What is Multiple Myeloma?
Multiple myeloma is a type of blood cancer. It affects plasma cells that produce antibodies to fight infections and diseases.
Healthy plasma cells are found inside bones in the bone marrow. Abnormal plasma cells can grow out of control and form tumors in the bones.
A single plasma cell tumor is known as an isolated plasmacytoma. A person who has more than one plasmacytoma has multiple myeloma.
The antibodies made by plasma cells are special proteins that circulate throughout the body in the blood stream. Multiple myeloma causes affected plasma cells to create large numbers of abnormal proteins that cannot be used by the body.
Multiple myeloma can also damage bone tissue and cause it to break down or dissolve. Hypercalcemia is the condition that results when dissolved bone results in abnormally high amounts of calcium in the blood.
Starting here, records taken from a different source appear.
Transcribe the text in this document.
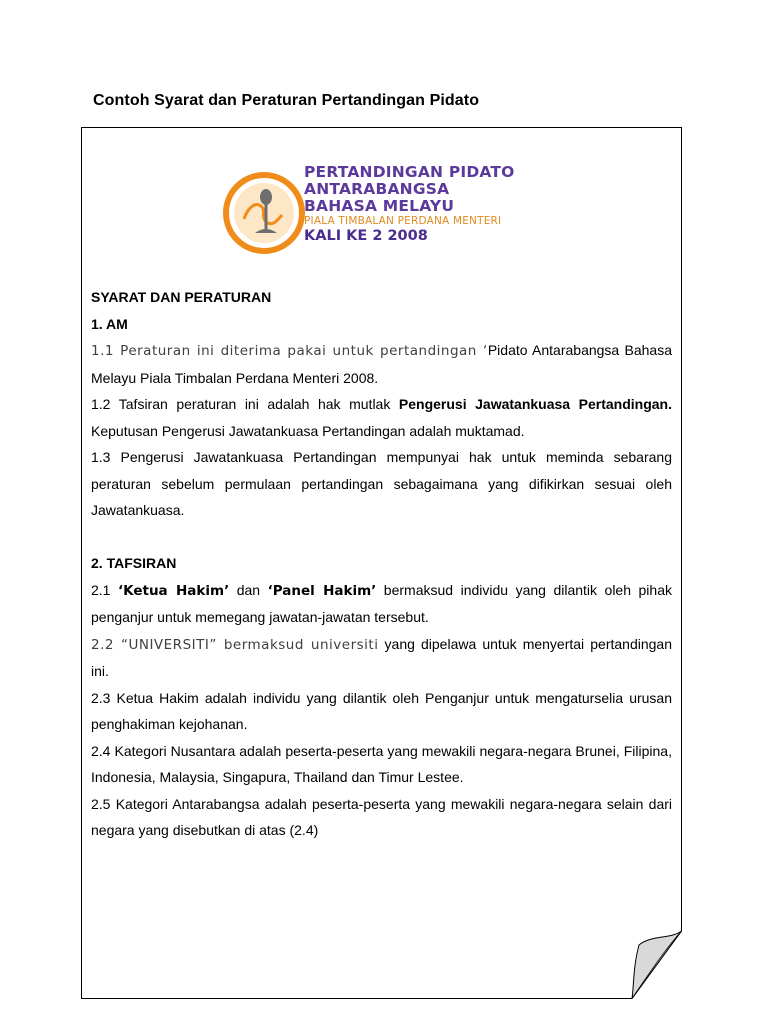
Contoh Syarat dan Peraturan Pertandingan Pidato
PERTANDINGAN PIDATO
ANTARABANGSA
BAHASA MELAYU
PIALA TIMBALAN PERDANA MENTERI
KALI KE 2 2008

SYARAT DAN PERATURAN

1. AM

1.1 Peraturan ini diterima pakai untuk pertandingan ‘Pidato Antarabangsa Bahasa Melayu Piala Timbalan Perdana Menteri 2008.

1.2 Tafsiran peraturan ini adalah hak mutlak Pengerusi Jawatankuasa Pertandingan. Keputusan Pengerusi Jawatankuasa Pertandingan adalah muktamad.

1.3 Pengerusi Jawatankuasa Pertandingan mempunyai hak untuk meminda sebarang peraturan sebelum permulaan pertandingan sebagaimana yang difikirkan sesuai oleh Jawatankuasa.

2. TAFSIRAN

2.1 ‘Ketua Hakim’ dan ‘Panel Hakim’ bermaksud individu yang dilantik oleh pihak penganjur untuk memegang jawatan-jawatan tersebut.

2.2 “UNIVERSITI” bermaksud universiti yang dipelawa untuk menyertai pertandingan ini.

2.3 Ketua Hakim adalah individu yang dilantik oleh Penganjur untuk mengaturselia urusan penghakiman kejohanan.

2.4 Kategori Nusantara adalah peserta-peserta yang mewakili negara-negara Brunei, Filipina, Indonesia, Malaysia, Singapura, Thailand dan Timur Lestee.

2.5 Kategori Antarabangsa adalah peserta-peserta yang mewakili negara-negara selain dari negara yang disebutkan di atas (2.4)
How Does Multiple Myeloma Affect the Kidneys?
Kidney failure is a common complication of multiple myeloma that affects approximately 20 percent of patients.
The kidneys are organs in the abdomen that act as filters to clean waste products out of the blood stream. This waste is passed out of the body as urine.
Multiple myeloma can damage the kidneys’ ability to filter waste.
Kidney failure results when the kidneys are no longer able to function and they shut down. Kidney failure must be treated with dialysis in which machines take over the work of the kidneys to remove waste from the body.
If multiple myeloma results in excess calcium in the blood, the kidneys can be damaged due to overwork as they try to remove the extra calcium. This can cause permanent kidney damage.
Multiple myeloma can also damage the tubules inside the kidneys that allow blood to flow through the kidney to be filtered. Abnormal proteins created by cancerous plasma cells travel through the blood to the kidneys.
Normal proteins are small enough to pass through the tubules without causing damage. But chains of abnormal proteins can sometimes link up with other proteins in the kidney that are a normal part of urine.